In countries like Pakistan and Iraq, the social democratic Left and the Baath stole the Lefts slogans to build a base for themselves. The Iranian Revolution, as Edward Said also recognised, was a seminal event in the Muslim world in which Muslims of all shades participated to overthrow the Shah. However, the religious clergy succeeded in making themselves the ruling class, which resulted in tragedy and annihilation of the secular and Leftist forces. Islamic fundamentalism is now the biggest challenge facing Muslim societies as well as the West, especially after September 11, 2001.
Two of the causes of the rise in Islamic fundamentalism have been conveniently missed by the authors: one is the deliberate cultivation of Islamist fundamentalist parties such as Jamaat-e-Islami (Pakistan), Sarekat Islam (Indonesia), Islamic Mujahideen (Afghanistan) and the Muslim Brotherhood (Egypt) as well as secular dictators (Baath Party in Iraq; the Shah in Iran; later Hosni Mubarak in Egypt) by the U.S. during the Cold War rather than undermining Islamic oppositions, as charged by the authors (page 158), leading to the destruction of secular and leftist forces which had both the socio-political programmes and ideas to lead the Muslim world forward.

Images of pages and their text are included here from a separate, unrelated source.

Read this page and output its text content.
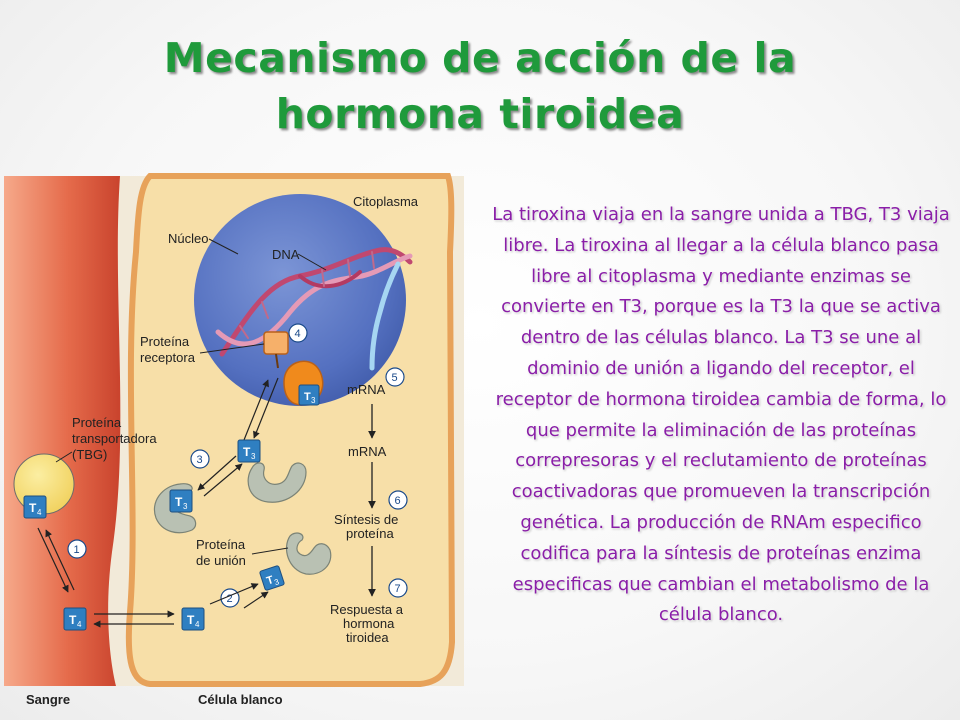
Mecanismo de acción de la
hormona tiroidea
T 3
Citoplasma
Núcleo
DNA
Proteína
receptora
mRNA
4
5
3
6
1
2
7
mRNA
Síntesis de
proteína
Respuesta a
hormona
tiroidea
T 3
T 3
T
3
Proteína
de unión
T 4
Proteína
transportadora
(TBG)
T 4	T 4
Sangre	Célula blanco

La tiroxina viaja en la sangre unida a TBG, T3 viaja libre. La tiroxina al llegar a la célula blanco pasa libre al citoplasma y mediante enzimas se convierte en T3, porque es la T3 la que se activa dentro de las células blanco. La T3 se une al dominio de unión a ligando del receptor, el receptor de hormona tiroidea cambia de forma, lo que permite la eliminación de las proteínas correpresoras y el reclutamiento de proteínas coactivadoras que promueven la transcripción genética. La producción de RNAm especifico codifica para la síntesis de proteínas enzima especificas que cambian el metabolismo de la célula blanco.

The void created by this tragedy was quickly filled by Islamic fundamentalism. Second this could easily also apply to Christian fundamentalism and Hindu revivalist movements is the emergence of globalisation, which is a push towards a common language, a common way of dressing, rampant neoliberalism and a consumerist, material monoculture, which is playing havoc with more traditional Muslim societies, thus giving ample ammunition to these fundamentalists who draw on recruits promising them a return to the pristine, unspoiled past of 1,400 years.
So what is the way out for Muslim societies crushed between the hammer of dictatorship and the anvil of fundamentalism? The authors offer a three-pronged approach which would liberate Islam from fossilised history, formulate a new fiqh and reopen the gates of ijtihad (page 164).
However, one of the problems that has consistently dogged Islam from its origins is the refusal to separate church and state, the absence of which although did produce a remarkable revolution in science and thought in the 15th century. It has become imperative now. There are other courageous, dissident scholars in the Muslim world whose voices have been suppressed and whom the authors do not mention: while Shariati has been unjustly marginalised as a Shia scholar, others such as Nasr Hamed Abu Zayd, Abderrahman Meddeb, Mohamed Arkoun, Harun Nasution, Gamal al-Banna and the late Anwar Sheikh continue to take on the orthodoxy. Their ideas need to be widely known.
Only when the Muslim world is free from the shackles over ideas will it be able to emerge from the stupor in which it finds itself now; then it will not only be able to challenge the crude Orientalist stereotyping which is ahistorical, reductive and which only serves to perpetuate a myth of confrontation between Islam and the West, but also successfully challenge imperialism, the root of all racist endeavours.
In this case, the recent decision by U.S. Secretary of State Hillary Clinton to allow Tariq Ramadan the great grandson of the founder of the Muslim Brotherhood to come to the U.S. to teach is a welcome one. For whatever we may think of Ramadans views, at least an intellectual exchange between Ramadan and the West should serve to erase and clarify long-standing stereotypes about Muslims as terrorists and fanatics supporting archaic, pre-modern notions like monarchies and jehad.